Fast-fashion retailer H&M’s collection with French luxury brand Balmain has led to a ruckus at retail stores, a crashed website, and price gouging on eBay’s website—all in the first day of the line’s launch.
The collection, which debuted on the runway last month in New York, is available in around 250 stores globally as well as online starting Thursday. The launch led to long lines at H&M’s stores, where scuffles broke out as shoppers clamored to scoop up $129 leather and faux fur jackets and $599 beaded velvet dresses. To witness the scenes at various stores, Gawker has complied a colorful collection of videos of how Balmain’s H&M debut was received.
Earlier Thursday, H&M’s website failed to load as it too was overwhelmed, which the retailer attributed to high interest in the new collection. The company’s website is running smoothly again.
The tie-in marks the latest high-profile partnership between a mass retailer and a luxury label.

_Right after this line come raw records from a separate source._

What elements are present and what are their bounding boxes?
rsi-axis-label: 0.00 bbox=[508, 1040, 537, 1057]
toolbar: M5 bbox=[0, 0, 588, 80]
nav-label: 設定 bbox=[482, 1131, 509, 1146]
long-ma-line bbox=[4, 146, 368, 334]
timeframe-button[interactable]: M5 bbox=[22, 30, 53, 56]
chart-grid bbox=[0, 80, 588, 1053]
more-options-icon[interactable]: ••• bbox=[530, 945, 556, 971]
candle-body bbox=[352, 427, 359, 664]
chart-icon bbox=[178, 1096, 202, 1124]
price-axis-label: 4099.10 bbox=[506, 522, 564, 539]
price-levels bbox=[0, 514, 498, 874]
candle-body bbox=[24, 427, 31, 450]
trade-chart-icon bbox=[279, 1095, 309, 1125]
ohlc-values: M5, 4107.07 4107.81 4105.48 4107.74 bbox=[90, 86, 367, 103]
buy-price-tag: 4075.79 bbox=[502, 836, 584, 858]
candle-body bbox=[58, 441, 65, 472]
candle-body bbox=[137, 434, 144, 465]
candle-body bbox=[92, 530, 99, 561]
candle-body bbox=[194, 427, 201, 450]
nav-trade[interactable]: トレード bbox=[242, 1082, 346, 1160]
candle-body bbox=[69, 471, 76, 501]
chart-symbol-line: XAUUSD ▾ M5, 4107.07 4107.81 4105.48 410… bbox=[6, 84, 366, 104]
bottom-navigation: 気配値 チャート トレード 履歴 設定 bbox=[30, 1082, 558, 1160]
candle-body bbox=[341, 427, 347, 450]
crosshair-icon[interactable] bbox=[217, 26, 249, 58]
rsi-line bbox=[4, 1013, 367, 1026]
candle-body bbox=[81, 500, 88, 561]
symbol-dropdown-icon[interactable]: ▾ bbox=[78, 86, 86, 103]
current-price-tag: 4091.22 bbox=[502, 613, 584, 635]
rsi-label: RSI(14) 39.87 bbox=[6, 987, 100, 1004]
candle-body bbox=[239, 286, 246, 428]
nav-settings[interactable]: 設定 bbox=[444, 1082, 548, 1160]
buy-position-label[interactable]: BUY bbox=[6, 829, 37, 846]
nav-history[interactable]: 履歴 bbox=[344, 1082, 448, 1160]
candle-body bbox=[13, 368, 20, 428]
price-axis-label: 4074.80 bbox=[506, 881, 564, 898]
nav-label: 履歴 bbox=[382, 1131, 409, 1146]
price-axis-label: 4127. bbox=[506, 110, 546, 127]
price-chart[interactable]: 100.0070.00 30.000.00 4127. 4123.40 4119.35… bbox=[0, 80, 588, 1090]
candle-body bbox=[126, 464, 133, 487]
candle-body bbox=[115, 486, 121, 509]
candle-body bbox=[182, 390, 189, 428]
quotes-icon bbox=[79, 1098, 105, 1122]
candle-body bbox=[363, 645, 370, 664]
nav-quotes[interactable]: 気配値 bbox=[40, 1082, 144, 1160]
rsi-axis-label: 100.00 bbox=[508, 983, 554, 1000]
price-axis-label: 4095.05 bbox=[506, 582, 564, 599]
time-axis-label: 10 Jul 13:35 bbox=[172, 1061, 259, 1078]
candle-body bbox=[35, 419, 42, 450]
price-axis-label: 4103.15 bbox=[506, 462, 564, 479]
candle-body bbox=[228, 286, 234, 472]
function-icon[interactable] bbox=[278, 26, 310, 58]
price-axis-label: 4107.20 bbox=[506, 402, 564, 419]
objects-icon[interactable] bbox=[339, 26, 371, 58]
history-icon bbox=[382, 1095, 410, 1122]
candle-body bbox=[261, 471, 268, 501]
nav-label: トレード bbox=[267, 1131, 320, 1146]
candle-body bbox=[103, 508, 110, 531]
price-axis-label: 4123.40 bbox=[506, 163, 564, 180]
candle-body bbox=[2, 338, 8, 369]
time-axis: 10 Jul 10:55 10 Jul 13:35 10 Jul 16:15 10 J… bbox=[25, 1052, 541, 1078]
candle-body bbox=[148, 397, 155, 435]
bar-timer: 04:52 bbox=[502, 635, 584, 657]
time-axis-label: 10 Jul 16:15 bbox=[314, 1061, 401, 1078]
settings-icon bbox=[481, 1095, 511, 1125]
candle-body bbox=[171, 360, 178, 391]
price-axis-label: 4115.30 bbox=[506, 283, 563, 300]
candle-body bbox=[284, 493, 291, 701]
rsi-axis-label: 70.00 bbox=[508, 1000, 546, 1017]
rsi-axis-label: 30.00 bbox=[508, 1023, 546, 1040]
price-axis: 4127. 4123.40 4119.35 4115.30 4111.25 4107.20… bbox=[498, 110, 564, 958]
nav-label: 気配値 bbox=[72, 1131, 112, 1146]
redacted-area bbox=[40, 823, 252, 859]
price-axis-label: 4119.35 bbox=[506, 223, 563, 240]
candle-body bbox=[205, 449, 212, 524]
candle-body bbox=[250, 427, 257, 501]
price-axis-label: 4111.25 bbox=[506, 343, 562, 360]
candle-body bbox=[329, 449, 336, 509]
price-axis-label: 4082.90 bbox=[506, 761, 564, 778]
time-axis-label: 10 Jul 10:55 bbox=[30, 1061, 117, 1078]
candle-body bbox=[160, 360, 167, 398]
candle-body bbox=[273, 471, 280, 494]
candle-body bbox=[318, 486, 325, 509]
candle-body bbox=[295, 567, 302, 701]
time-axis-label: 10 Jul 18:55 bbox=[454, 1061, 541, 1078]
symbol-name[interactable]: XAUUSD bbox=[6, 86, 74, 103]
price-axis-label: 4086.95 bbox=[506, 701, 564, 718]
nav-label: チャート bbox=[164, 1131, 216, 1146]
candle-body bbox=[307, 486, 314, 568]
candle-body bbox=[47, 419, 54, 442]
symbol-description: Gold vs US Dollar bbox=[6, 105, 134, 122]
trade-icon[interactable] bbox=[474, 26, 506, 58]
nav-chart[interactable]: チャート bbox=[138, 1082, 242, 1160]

Balmain’s dresses can cost north of $2,000 each at luxury stores like Neiman Marcus, but at H&M, its trendy dresses and jackets generally priced between $150 and $600. Many of the pricier items have already sold out online.
H&M’s collaboration with Balmain is the latest in a string of its successful collections with luxury designers, an initiative that first began in 2004 when the chain worked with Karl Lagerfeld. H&M has since worked with Versace, Roberto Cavalli, Stella McCartney, and Alexander Wang. The partnership lines, a strategy also popularized by big-box retailer Target
, allows designers a chance to reach a broader audience of shoppers.
Rollouts of short-lived haven’t gone smoothly for other retailer as well. Earlier this year, Target’s website was crashed by shoppers trying to snap up fashions in its collaboration with Lilly Pulitzer.
The partnerships also generate a secondary market on websites like eBay
. A leather jacket that H&M is selling for $399, already sold out online, is listed at $2,000 on eBay. Prices are also vastly higher for many of the Balmain dresses in the H&M collection. As Fortune sister publication Money points out, H&M tried to limit the resale market by only allowing shoppers to purchase one item per product from the collection.